Work in progress: Junction 45 is now open with parking for 150 trucks, a shop, and showers

A ‘Tebay Services designed for HGV drivers’ is how the owner of a new truckstop on the M6 near Gretna describes his ambitions for his eight-acre site, which is undergoing further development.

Rob Little, a haulier himself, says that he wants to elevate the stopover experience for truck drivers with his Junction 45 site which opened in January.

A small 450sq ft unbranded shop selling hot food to go, Costa coffee, snacks, truck care products and toiletries, offers bacon baps, for instance, made with quality cuts and local ingredients for £3.95.

Home-cooked, healthier meals will be on the menu when a restaurant opens at the stop in the coming weeks, and there are individual ensuite style shower rooms with a wash basin and toilet. He also plans to introduce an internal laundrette with Miele washing and drier machines.

Little also claims to have installed the fastest fuel pumps – Tatsuno equipment – dispensing 180 litres of diesel a minute. The six diesel and three adblu pumps are unbranded, and will eventually be put under canopy. And most fuel cards, with the exception of Shell and BP, are accepted at the location.

Currently the site has capacity for 150 trucks to park overnight for £24 within a fenced in area which is watched overnight by a security guard. But Little hopes to expand to 300 bays, and to eventually add a gym.
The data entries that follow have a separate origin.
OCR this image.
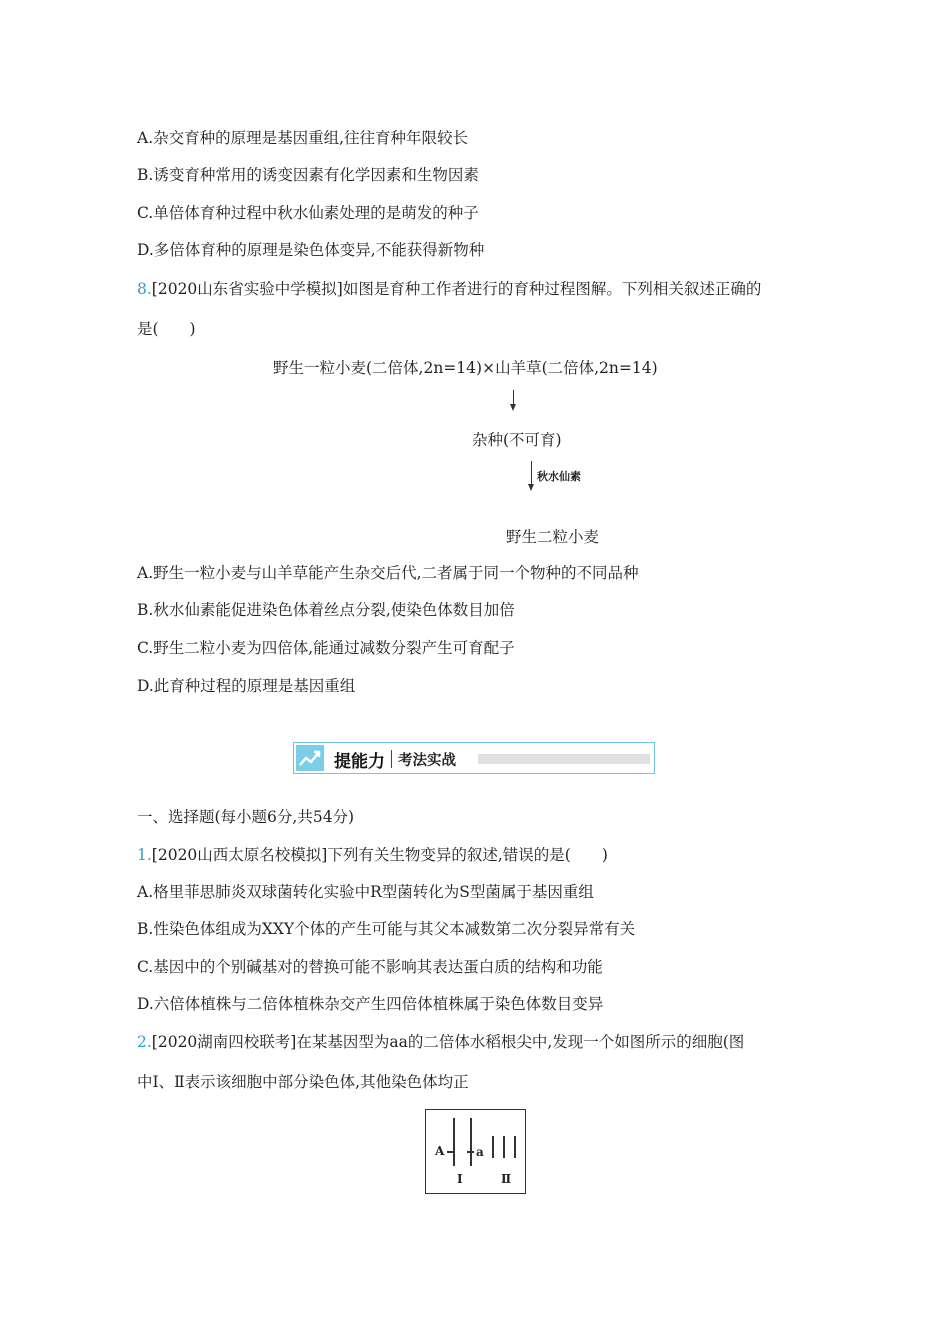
A.杂交育种的原理是基因重组,往往育种年限较长
B.诱变育种常用的诱变因素有化学因素和生物因素
C.单倍体育种过程中秋水仙素处理的是萌发的种子
D.多倍体育种的原理是染色体变异,不能获得新物种
8.[2020山东省实验中学模拟]如图是育种工作者进行的育种过程图解。下列相关叙述正确的
是(　　)
野生一粒小麦(二倍体,2n=14)×山羊草(二倍体,2n=14)
杂种(不可育)
秋水仙素
野生二粒小麦
A.野生一粒小麦与山羊草能产生杂交后代,二者属于同一个物种的不同品种
B.秋水仙素能促进染色体着丝点分裂,使染色体数目加倍
C.野生二粒小麦为四倍体,能通过减数分裂产生可育配子
D.此育种过程的原理是基因重组
提能力 考法实战
一、选择题(每小题6分,共54分)
1.[2020山西太原名校模拟]下列有关生物变异的叙述,错误的是(　　)
A.格里菲思肺炎双球菌转化实验中R型菌转化为S型菌属于基因重组
B.性染色体组成为XXY个体的产生可能与其父本减数第二次分裂异常有关
C.基因中的个别碱基对的替换可能不影响其表达蛋白质的结构和功能
D.六倍体植株与二倍体植株杂交产生四倍体植株属于染色体数目变异
2.[2020湖南四校联考]在某基因型为aa的二倍体水稻根尖中,发现一个如图所示的细胞(图
中Ⅰ、Ⅱ表示该细胞中部分染色体,其他染色体均正
A	a
Ⅰ	Ⅱ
“The truck driver has been treated like the poor relation in the service station world,” says Little, who also owns Junction 45 haulage business with five tippers, and Harker Service Station on the A7 at Carlisle.

He says: “I wanted to raise the level a few grades above the normal. While of course, I am a business man wanting to make back the money I’ve invested, I am looking at everything through a truck driver’s eye.”

Around 60 drivers are typically parking overnight at Junction 45, which has a volume of 30,000 litres a day: a figure Little hopes to increase to 90,000 to 100,000 litres.

Little says that feedback has been exceptional, and that he is using social media to promote the differences at his truckstop. “Customers are saying ‘this is what we needed all along. Someone has given the time and money, and listened to what we want’.”

Junction 45 is the fifth truckstop that Colin Duckworth from Carlin Marketing has designed, working on this occasion with JHA Architecture in Manchester.